The program code is divided into 4 files -- main.kt, supporting.kt, doInputOutput.kt, workWithInputOutputFormat.kt. In main.kt contains the main program code: findLCS functions, outputAnswer, main and date classes. In supporting.kt contains auxiliary functions: outputError, checkIfOkFormatParams, numberLength. doInputOutput contains functions that perform input and output and their easy processing: parseInput, writeAnywhere, readFiles. workWithInputOutputFormat contains functions that handle input and output: outputLine and processCommand
The utility was implemented using a search algorithm The Largest Common Subsequence. The following functions have been implemented:
- outputError -- error output function to the console
- checkIfOkFormatParams -- function for checking compliance with the format of calling an option with the parameter
- parseInput -- the function of splitting the input string (from the console) by spaces
- numberLength -- the function returns the length of an integer
- writeAnywhere -- the function of writing a given string to a file or not (depending on the parameters)
- outputLine -- single line processing and output function (using writeAnywhere)

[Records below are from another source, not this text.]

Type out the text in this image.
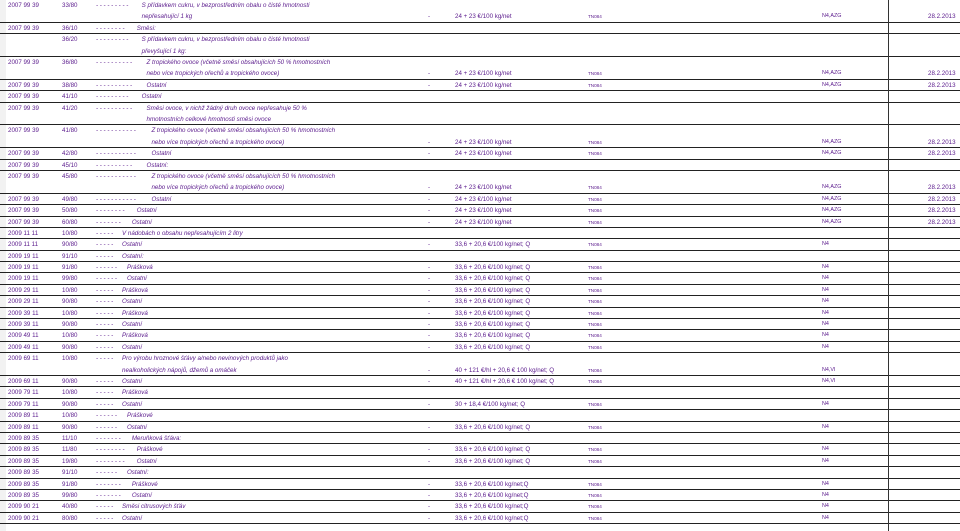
2007 99 39	33/80	- - - - - - - - - S přídavkem cukru, v bezprostředním obalu o čisté hmotnosti
nepřesahující 1 kg	-	24 + 23 €/100 kg/net	TN084	N4,AZG	28.2.2013
2007 99 39	36/10	- - - - - - - - Směsi:
36/20	- - - - - - - - - S přídavkem cukru, v bezprostředním obalu o čisté hmotnosti
převyšující 1 kg:
2007 99 39	36/80	- - - - - - - - - - Z tropického ovoce (včetně směsí obsahujících 50 % hmotnostních
nebo více tropických ořechů a tropického ovoce)	-	24 + 23 €/100 kg/net	TN084	N4,AZG	28.2.2013
2007 99 39	38/80	- - - - - - - - - - Ostatní	-	24 + 23 €/100 kg/net	TN084	N4,AZG	28.2.2013
2007 99 39	41/10	- - - - - - - - - Ostatní
2007 99 39	41/20	- - - - - - - - - - Směsi ovoce, v nichž žádný druh ovoce nepřesahuje 50 %
hmotnostních celkové hmotnosti směsi ovoce
2007 99 39	41/80	- - - - - - - - - - -	Z tropického ovoce (včetně směsí obsahujících 50 % hmotnostních
nebo více tropických ořechů a tropického ovoce)	-	24 + 23 €/100 kg/net	TN084	N4,AZG	28.2.2013
2007 99 39	42/80	- - - - - - - - - - -	Ostatní	-	24 + 23 €/100 kg/net	TN084	N4,AZG	28.2.2013
2007 99 39	45/10	- - - - - - - - - - Ostatní:
2007 99 39	45/80	- - - - - - - - - - -	Z tropického ovoce (včetně směsí obsahujících 50 % hmotnostních
nebo více tropických ořechů a tropického ovoce)	-	24 + 23 €/100 kg/net	TN084	N4,AZG	28.2.2013
2007 99 39	49/80	- - - - - - - - - - -	Ostatní	-	24 + 23 €/100 kg/net	TN084	N4,AZG	28.2.2013
2007 99 39	50/80	- - - - - - - - Ostatní	-	24 + 23 €/100 kg/net	TN084	N4,AZG	28.2.2013
2007 99 39	60/80	- - - - - - - Ostatní	-	24 + 23 €/100 kg/net	TN084	N4,AZG	28.2.2013
2009 11 11	10/80	- - - - - V nádobách o obsahu nepřesahujícím 2 litry
2009 11 11	90/80	- - - - - Ostatní	-	33,6 + 20,6 €/100 kg/net; Q	TN084	N4
2009 19 11	91/10	- - - - - Ostatní:
2009 19 11	91/80	- - - - - - Prášková	-	33,6 + 20,6 €/100 kg/net; Q	TN084	N4
2009 19 11	99/80	- - - - - - Ostatní	-	33,6 + 20,6 €/100 kg/net; Q	TN084	N4
2009 29 11	10/80	- - - - - Prášková	-	33,6 + 20,6 €/100 kg/net; Q	TN084	N4
2009 29 11	90/80	- - - - - Ostatní	-	33,6 + 20,6 €/100 kg/net; Q	TN084	N4
2009 39 11	10/80	- - - - - Prášková	-	33,6 + 20,6 €/100 kg/net; Q	TN084	N4
2009 39 11	90/80	- - - - - Ostatní	-	33,6 + 20,6 €/100 kg/net; Q	TN084	N4
2009 49 11	10/80	- - - - - Prášková	-	33,6 + 20,6 €/100 kg/net; Q	TN084	N4
2009 49 11	90/80	- - - - - Ostatní	-	33,6 + 20,6 €/100 kg/net; Q	TN084	N4
2009 69 11	10/80	- - - - - Pro výrobu hroznové šťávy a/nebo nevinových produktů jako
nealkoholických nápojů, džemů a omáček	-	40 + 121 €/hl + 20,6 € 100 kg/net; Q	TN084	N4,VI
2009 69 11	90/80	- - - - - Ostatní	-	40 + 121 €/hl + 20,6 € 100 kg/net; Q	TN084	N4,VI
2009 79 11	10/80	- - - - - Prášková
2009 79 11	90/80	- - - - - Ostatní	-	30 + 18,4 €/100 kg/net; Q	TN084	N4
2009 89 11	10/80	- - - - - - Práškové
2009 89 11	90/80	- - - - - - Ostatní	-	33,6 + 20,6 €/100 kg/net; Q	TN084	N4
2009 89 35	11/10	- - - - - - - Meruňková šťáva:
2009 89 35	11/80	- - - - - - - - Práškové	-	33,6 + 20,6 €/100 kg/net; Q	TN084	N4
2009 89 35	19/80	- - - - - - - - Ostatní	-	33,6 + 20,6 €/100 kg/net; Q	TN084	N4
2009 89 35	91/10	- - - - - - Ostatní:
2009 89 35	91/80	- - - - - - - Práškové	-	33,6 + 20,6 €/100 kg/net;Q	TN084	N4
2009 89 35	99/80	- - - - - - - Ostatní	-	33,6 + 20,6 €/100 kg/net;Q	TN084	N4
2009 90 21	40/80	- - - - - Směsi citrusových šťáv	-	33,6 + 20,6 €/100 kg/net;Q	TN084	N4
2009 90 21	80/80	- - - - - Ostatní	-	33,6 + 20,6 €/100 kg/net;Q	TN084	N4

- outputAnswer -- function for processing the NOP search result and output of response strings (using the outputLine function). The lines are output in the order in which they are determined by the pointer method: pointers to lines added, deleted are supported, while we go with the main pointer on unchanged lines
- findLCS -- NOP search function by lines of two files (uses two-dimensional dynamics). Strings are compared using hashes to speed up work on large files (with long strings)
- readFiles -- a function that reads two files and writes their contents to a pair of lists
- processCommand -- a function that processes a command: it understands what the options do and passes the received parameters to the outputAnswer - main function -- starts the algorithm
And the following classes were implemented:
- class LineNumbers -- in fact, a pair of two numbers: the line number in the first file and the line number in the second file; needed to return the findLCS function
- class LineInfo -- essentially three lists: added, deleted and unchanged rows, information about rows is stored using LineNumbers; needed to return the findLCS function
- class FileLines -- list of lines for each file
There are two tester files for testing the project:
- Test1.kt -- tests individual functions
- Test2.kt -- tests the entire program
Tests for Test2.kt are stored in the tests folder, the temp folder is used during testing. The test folder stores the test files and the answers to them. To get large tests (tests 3 and 4, 9), you need to run the program (generate_files.py ), which generates them, the generated tests can be cleaned using the program clean_generated.py . The large generated file weighs about 55 MB (test 4). Another large generated file contains about 5000 lines (test 9).